I also met up with another old ski friend, Bill McCusker of Grafton, a longtime part-time ski patroller at Okemo and knowledgeable ski racing fan, who I also profiled here when I followed him one day on his ski patrol routes.

Opening Day is special

Opening Day is truly an extraordinary experience at nearly every ski area, as skiers and snowboarders unleash their long pent-up desire for snow.

The ski and ride crowd had to wait a bit longer than usual this unusually warm fall, other than at early opening standbys like Killington and Maine’s Sunday River.

Wachusett opened Saturday with three top-to-bottom runs.

I was at Mount Snow for Opening Day on Friday, the day after Thanksgiving.

The day turned out snowy after some early freezing rain, and the snow was soft and abundant on the half a dozen or so top to bottom runs that were open.

I had fun skiing in a group with Mount Snow corporate owner Vail Resorts’ senior manager of media communications Adam White, Mount Snow general manager Tracy Bartels and Storm Skiing Journal and Podcast author Stuart Winchester of Brooklyn, New York, who I’ve also profiled in this column.

White, Winchester and I skied nonstop from 9 a.m. to 1 p.m. and we all felt it in our legs, as is the norm on Opening Day when enthusiasm often outstrips physical readiness. A few nonstoppers down a hard-packed (understatement) Freefall on Mount Snow’s gloriously steep North Face were particularly exhilarating for me.

Some words from the top

Skiing with Bartels, a 22-year veteran of the ski industry who previously held top management positions at Vail Resorts ski areas in Colorado and is in her second year running Mount Snow after a season as Mount Sunapee general manager, was educational.

On a couple of chairlift rides she told me, among other things, that Mount Snow was happy to re-instate Alpine touring during operational hours on a designated uphill route after prohibiting it last year out of what Bartels said were capacity concerns.

Also, I was interested to learn that Mount Snow has converted the old Snow Lake Lodge hotel across a pond from the sprawling resort in Dover, Vermont, into employee housing. Mount Snow also has a couple of other employee housing buildings in addition to the 200 beds it provides at the former hotel.

Employee housing and other developments

This is much needed. The lack of affordable housing in ski country is a huge problem and ski areas are finally starting to address it in earnest, with Aspen, Jackson Hole, Vail Resorts and others getting into employee housing in a pretty serious way.

Another problem plaguing the business this season in particular but also for quite some years is a labor shortage, which is also now affecting the larger economy as well.

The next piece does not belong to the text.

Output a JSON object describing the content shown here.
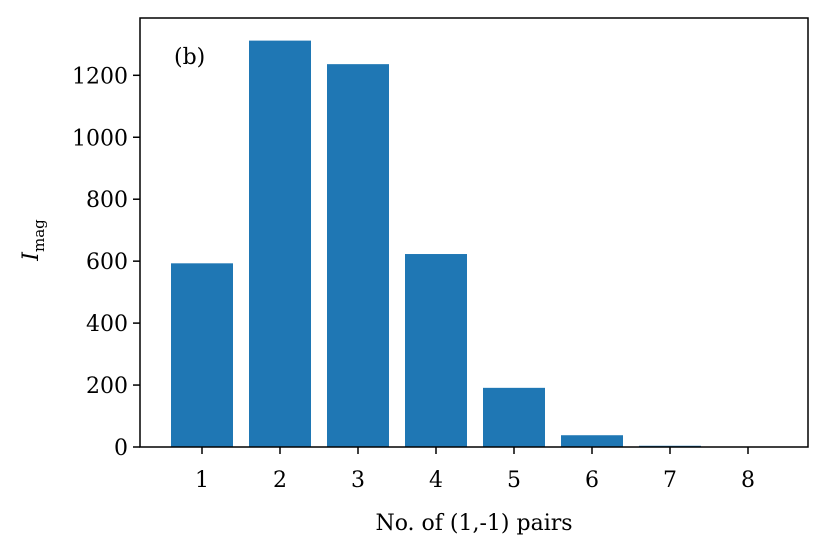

Bartels noted that Mount Snow has restarted a one-time collegial relationship with its longtime neighbor in southern Vermont’s Deerfield Valley ski scene: the private Hermitage Club, which operates the iconic slopes of Haystack Mountain in Wilmington.

Hermitage

The exclusive club, after a tumultuous five years that ended in bankruptcy and former owner Jim Barnes’ ouster amid numerous controversies, is now under sound member ownership and professional management.

Its elegant six-passenger heated bubble chair is still racing to the top, the stately base lodge is back in business, and the Witches sub-area still boasts some of the most wicked terrain in the valley — all with 90 percent snowmaking coverage and excellent programs, grooming and high-quality ski patrol.

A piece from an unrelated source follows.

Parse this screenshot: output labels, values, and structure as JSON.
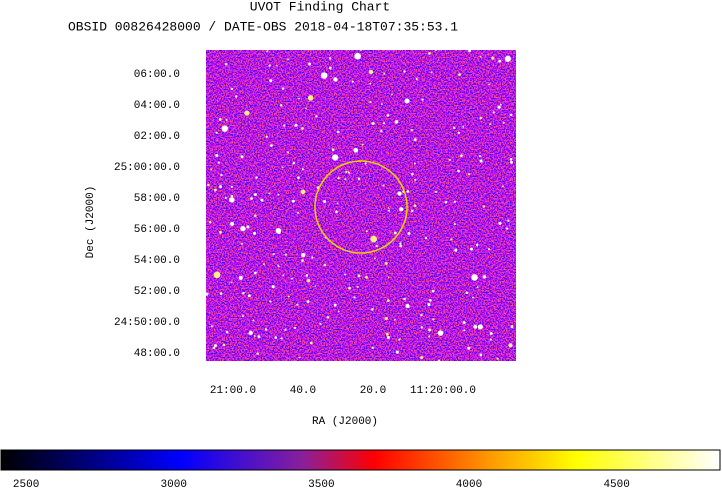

The club is only open on a regular basis Friday to Sunday, so I was pleasantly intrigued to hear from Bartels that Mount Snow has agreed to hire many of Hermitage’s basically part-time employees for the rest of the week.

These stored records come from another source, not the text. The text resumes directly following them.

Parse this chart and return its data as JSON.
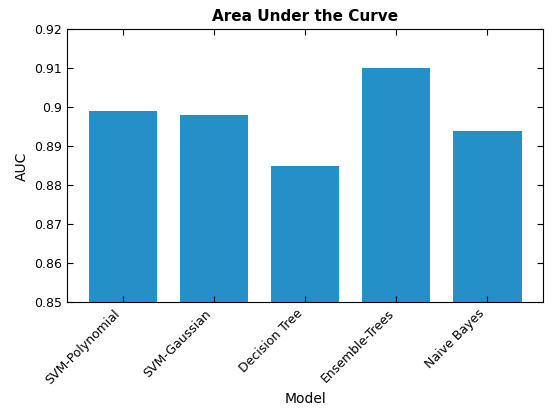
{
  "categories": [
    "SVM-Polynomial",
    "SVM-Gaussian",
    "Decision Tree",
    "Ensemble-Trees",
    "Naive Bayes"
  ],
  "values": [
    0.899,
    0.898,
    0.885,
    0.91,
    0.894
  ],
  "bar_color": "#2490C8",
  "title": "Area Under the Curve",
  "xlabel": "Model",
  "ylabel": "AUC",
  "ylim": [
    0.85,
    0.92
  ],
  "yticks": [
    0.85,
    0.86,
    0.87,
    0.88,
    0.89,
    0.9,
    0.91,
    0.92
  ],
  "ytick_labels": [
    "0.85",
    "0.86",
    "0.87",
    "0.88",
    "0.89",
    "0.9",
    "0.91",
    "0.92"
  ],
  "title_fontsize": 11,
  "label_fontsize": 10,
  "tick_fontsize": 9,
  "bar_width": 0.75
}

This arrangement benefits everyone and should be applauded.

Snow guns firing into the night

I drove by mighty Ski Ward in Shrewsbury Monday night and witnessed what looked like every snow gun on the hill blasting away on a pretty snow-draped little ski area, which skis and rides a lot bigger than it looks and is uncommonly successful in a ski economy dominated by giants.

What an inspiring vision.

More from Ward later in the season.

In the meantime, enjoy this wonderful cold snap and the snow it brings.